I am sure many of u already know of this Virtual reality system by now, but if you don't-you're missing out on something awesometacular. Well,  here's an introduction.

Seriously, it amazed the hell out of me when I first saw it. It's still in beta stages, but Youtube already has many videos of people trying different games on it. 




This is true immersion. Better visuals, audio like it's actually going on around you. Hell, the Horror genre may finally be piss-your-pants scary again.



They are turning down the latency of the screens to decrease onset of motion sickness.

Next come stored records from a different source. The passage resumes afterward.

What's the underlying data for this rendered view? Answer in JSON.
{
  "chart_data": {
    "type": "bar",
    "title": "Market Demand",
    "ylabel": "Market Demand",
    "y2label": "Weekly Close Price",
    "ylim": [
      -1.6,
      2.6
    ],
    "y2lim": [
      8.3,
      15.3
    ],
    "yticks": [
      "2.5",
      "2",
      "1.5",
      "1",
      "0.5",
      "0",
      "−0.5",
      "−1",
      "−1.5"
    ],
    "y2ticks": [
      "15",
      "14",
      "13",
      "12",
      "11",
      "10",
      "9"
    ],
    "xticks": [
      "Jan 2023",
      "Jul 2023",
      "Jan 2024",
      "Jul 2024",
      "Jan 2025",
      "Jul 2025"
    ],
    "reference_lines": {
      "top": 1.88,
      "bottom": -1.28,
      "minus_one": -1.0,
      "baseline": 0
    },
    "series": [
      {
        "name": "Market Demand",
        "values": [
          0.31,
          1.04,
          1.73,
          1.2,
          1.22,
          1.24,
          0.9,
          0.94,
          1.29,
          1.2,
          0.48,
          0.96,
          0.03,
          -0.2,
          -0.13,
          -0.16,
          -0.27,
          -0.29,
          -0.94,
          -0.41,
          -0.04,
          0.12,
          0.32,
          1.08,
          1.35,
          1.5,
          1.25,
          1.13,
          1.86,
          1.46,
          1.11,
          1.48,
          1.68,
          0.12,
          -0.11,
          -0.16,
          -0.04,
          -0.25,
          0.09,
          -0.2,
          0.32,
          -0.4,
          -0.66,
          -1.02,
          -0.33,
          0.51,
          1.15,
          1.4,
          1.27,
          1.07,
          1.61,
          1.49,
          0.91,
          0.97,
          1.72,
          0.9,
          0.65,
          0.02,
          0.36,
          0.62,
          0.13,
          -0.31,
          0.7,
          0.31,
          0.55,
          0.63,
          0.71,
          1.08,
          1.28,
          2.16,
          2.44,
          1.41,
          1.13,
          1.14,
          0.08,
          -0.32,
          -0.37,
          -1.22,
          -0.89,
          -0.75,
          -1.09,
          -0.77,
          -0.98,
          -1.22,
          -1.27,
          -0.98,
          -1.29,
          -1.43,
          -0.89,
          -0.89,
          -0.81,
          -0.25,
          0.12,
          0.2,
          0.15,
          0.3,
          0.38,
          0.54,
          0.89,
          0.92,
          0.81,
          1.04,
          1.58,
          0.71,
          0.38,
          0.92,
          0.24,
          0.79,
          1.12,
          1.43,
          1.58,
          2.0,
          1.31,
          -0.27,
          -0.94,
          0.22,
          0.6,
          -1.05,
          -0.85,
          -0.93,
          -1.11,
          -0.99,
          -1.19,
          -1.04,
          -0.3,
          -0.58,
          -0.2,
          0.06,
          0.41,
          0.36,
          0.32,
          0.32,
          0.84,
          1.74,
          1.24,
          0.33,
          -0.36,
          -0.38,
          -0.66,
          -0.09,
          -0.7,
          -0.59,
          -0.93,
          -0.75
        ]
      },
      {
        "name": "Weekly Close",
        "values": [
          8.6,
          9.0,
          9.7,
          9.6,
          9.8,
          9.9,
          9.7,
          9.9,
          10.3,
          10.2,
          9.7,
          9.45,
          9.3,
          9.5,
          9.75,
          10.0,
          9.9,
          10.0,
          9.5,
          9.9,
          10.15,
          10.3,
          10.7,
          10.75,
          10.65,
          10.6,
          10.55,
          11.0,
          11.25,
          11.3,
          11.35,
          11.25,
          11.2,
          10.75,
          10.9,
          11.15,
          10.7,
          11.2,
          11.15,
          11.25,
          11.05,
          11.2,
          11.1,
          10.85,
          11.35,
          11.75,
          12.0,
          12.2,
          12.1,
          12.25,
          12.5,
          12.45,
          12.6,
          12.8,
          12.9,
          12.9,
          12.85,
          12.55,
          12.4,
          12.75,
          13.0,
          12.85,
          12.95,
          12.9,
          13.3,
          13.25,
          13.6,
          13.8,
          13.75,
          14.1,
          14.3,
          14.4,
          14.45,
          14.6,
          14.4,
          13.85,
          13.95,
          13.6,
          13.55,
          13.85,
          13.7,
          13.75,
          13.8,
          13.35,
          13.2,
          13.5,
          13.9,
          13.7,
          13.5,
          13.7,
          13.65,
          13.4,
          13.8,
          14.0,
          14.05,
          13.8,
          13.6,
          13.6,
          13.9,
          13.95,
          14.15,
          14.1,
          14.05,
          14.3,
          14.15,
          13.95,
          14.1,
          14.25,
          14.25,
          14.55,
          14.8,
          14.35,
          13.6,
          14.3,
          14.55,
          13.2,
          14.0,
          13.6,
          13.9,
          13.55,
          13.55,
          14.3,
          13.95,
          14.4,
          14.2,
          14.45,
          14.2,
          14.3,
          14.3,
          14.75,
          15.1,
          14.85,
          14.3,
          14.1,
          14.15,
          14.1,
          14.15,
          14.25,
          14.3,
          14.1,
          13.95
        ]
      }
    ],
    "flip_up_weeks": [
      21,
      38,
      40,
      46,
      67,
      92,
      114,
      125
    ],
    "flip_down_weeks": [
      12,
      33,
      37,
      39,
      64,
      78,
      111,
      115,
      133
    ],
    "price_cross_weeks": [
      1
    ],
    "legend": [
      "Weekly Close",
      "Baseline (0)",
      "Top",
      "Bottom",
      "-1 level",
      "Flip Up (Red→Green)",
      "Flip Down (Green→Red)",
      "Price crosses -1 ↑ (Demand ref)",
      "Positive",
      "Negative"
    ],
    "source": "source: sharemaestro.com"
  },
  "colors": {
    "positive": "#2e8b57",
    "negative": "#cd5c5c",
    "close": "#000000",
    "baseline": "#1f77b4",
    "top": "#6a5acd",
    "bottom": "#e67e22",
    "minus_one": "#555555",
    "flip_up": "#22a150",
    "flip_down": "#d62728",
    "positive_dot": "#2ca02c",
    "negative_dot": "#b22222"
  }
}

Oculus on the Future of Rift and Virtual Reality Beyond Gaming - IGN

I also saw a video of Mirror's Edge on OR. Now that was BLOODY AWESOME. And scary.


----------



## snap (Mar 20, 2014)

Oculus Rift development kit 2 goes on sale fo - Video Game News, Videos and File Downloads for PC and Console Games at Shacknews.com


----------



## snap (Mar 26, 2014)

Facebook acquiring Oculus :\


----------



## simon7234 (Mar 26, 2014)

This is really a cool Idea. but this is what I have seen in kinect as well. moreover I have seen a news where a university students created a similar thing two years before.


----------



## Nerevarine (Mar 26, 2014)

snap said:


> Facebook acquiring Oculus :\



Because playing farmville in 2D is too mainstream


----------



## snap (Mar 29, 2014)

Oculus VR hires Michael Abrash away from Valve as its new chief scientist | The Verge


----------



## snap (Mar 31, 2014)

Oculus Says They Didn’t Expect Such Negative Reactions to Selling to Facebook | The Surge


----------